Other people being dismissive of your pain doesn’t help, and neither does you being dismissive of your own emotional needs.
Everyone can benefit from understanding certain fundamental principles about how to effectively cope with negative emotions and by developing a toolkit of strategies for doing this. I’ve written a post about these already, so I won’t reinvent the wheel here. Check out that post for lots of specifics. You can also discover strategies in my book, The Anxiety Toolkit, or Winch’s earlier book, Emotional First Aid, or through working with a therapist.
Build a relationship with a therapist whom you can see for booster sessions.
If there are any advantages to having experienced a problem like depression or anxiety before, one of them is that if you’ve seen a therapist previously, you can often go back to the same therapist for a session or two when life issues come up.
For example, let’s say you saw a therapist for anxiety for 3-4 months. A couple years later, you are undergoing IVF treatment and are finding it stressful. You can call your therapist and have a single session to touch base and review/tweak your current coping strategies.
Accept the support your friends and family are able to give at this time.
Other people tend to give us support based on their judgment of how affected we should be by something. In his book, Winch refers to our supporters having a “statute of limitations” on emotional pain. When they think we should be over it, their empathy stops.
It’s easy to get into a tug of war with people you’re close to when you feel like you’re not getting enough empathy. If you tell your loved ones about your pain, and they don’t give you the empathy you want, you might react by explaining it in different ways to try to get them to understand. This can result in you talking about your pain too often.
When we’re ruminating (overthinking) about our pain, that can spill over into conversations too.

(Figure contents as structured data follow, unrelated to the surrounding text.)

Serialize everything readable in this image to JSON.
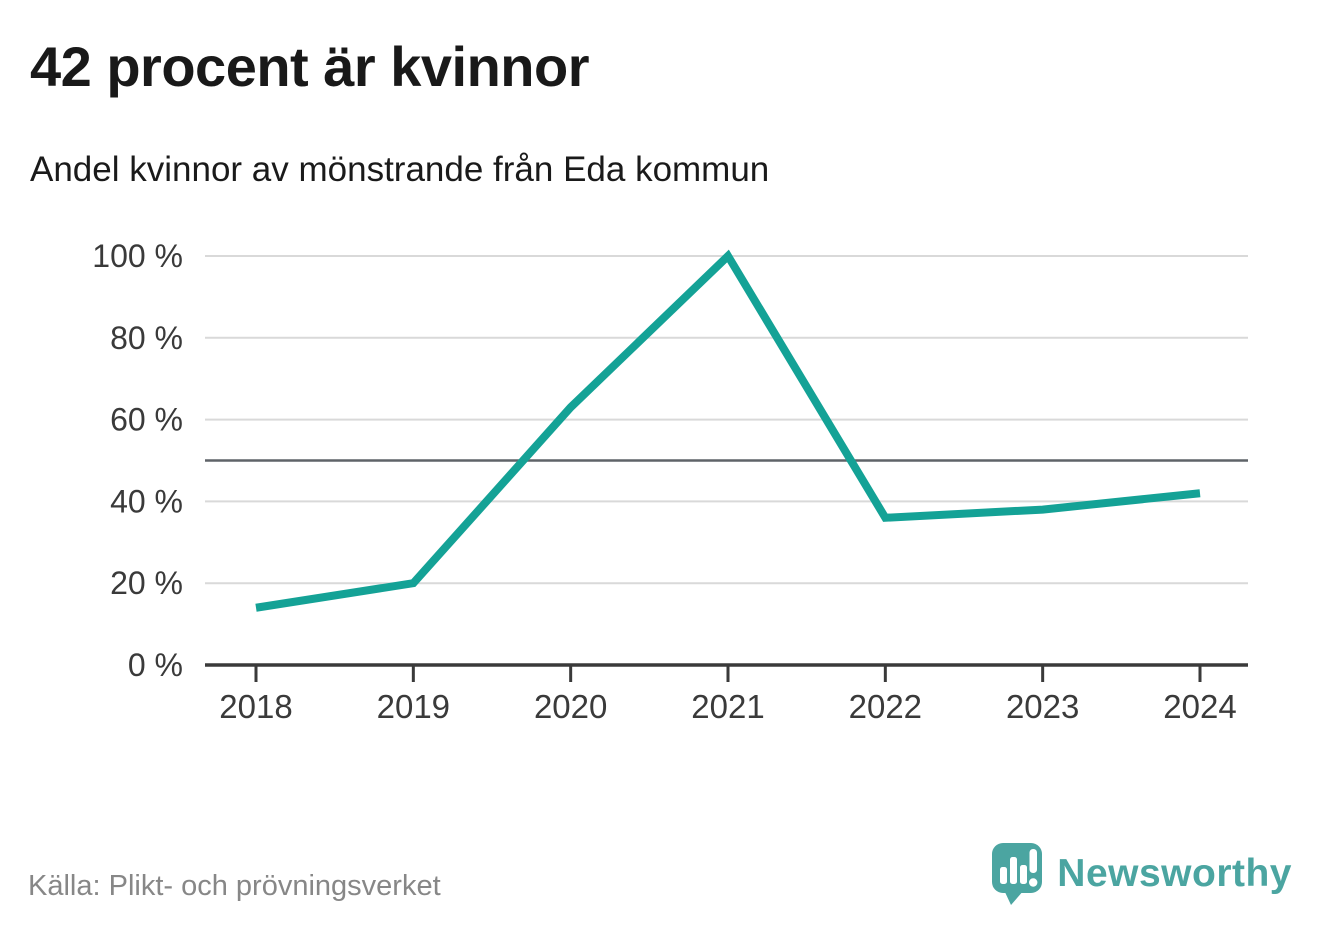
{
  "header": {
    "title": "42 procent är kvinnor",
    "subtitle": "Andel kvinnor av mönstrande från Eda kommun"
  },
  "chart_data": {
    "type": "line",
    "title": "42 procent är kvinnor",
    "subtitle": "Andel kvinnor av mönstrande från Eda kommun",
    "x": [
      2018,
      2019,
      2020,
      2021,
      2022,
      2023,
      2024
    ],
    "series": [
      {
        "name": "Andel kvinnor av mönstrande, Eda kommun",
        "values": [
          14,
          20,
          63,
          100,
          36,
          38,
          42
        ]
      }
    ],
    "unit": "%",
    "ylim": [
      0,
      100
    ],
    "yticks": [
      0,
      20,
      40,
      60,
      80,
      100
    ],
    "ytick_label_suffix": " %",
    "xtick_labels": [
      "2018",
      "2019",
      "2020",
      "2021",
      "2022",
      "2023",
      "2024"
    ],
    "reference_line_y": 50,
    "grid": "horizontal",
    "legend": "none",
    "latest_value_pct": 42
  },
  "footer": {
    "source": "Källa: Plikt- och prövningsverket",
    "brand": "Newsworthy"
  },
  "colors": {
    "line": "#14a296",
    "brand": "#4ba5a1",
    "grid": "#d9d9d9",
    "reference": "#5f6368",
    "axis": "#3a3a3a",
    "tick_label": "#3a3a3a",
    "source_text": "#878787"
  }
}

If you find yourself wanting to talk endlessly about your distress, there’s a great chance you’ll feel much better if you learn strategies to disrupt rumination (link is external) and to challenge common thinking errors.
You’ll probably have more success diagnosing your specific thinking errors if you work with a therapist than if you take a DIY approach. Cognitive therapists can often to do this lightning fast (many of your thinking errors will present themselves in your first or second conversation with a therapist).
If your supporters are showing signs of empathy fatigue, you might have to give those people a break. Try letting other people support you in the way they’re able to. What activities can you do together that would still feel nurturing to you, but don’t involve you talking about your distress?
I don’t mean for this to sound judgmental: I can think of situations in which I’ve gotten into this cycle with family members and needed to take the advice I’ve given here. But overall, society could do a better job of validating a wider variety of psychological pain and of not unconsciously privileging some types over others (such as the breakups of married couples versus couples in unmarried but long-term relationships).
Additionally, we could all also use more skills for coping when we’re experiencing pain that isn’t going away, or when we’re supporting a friend who is.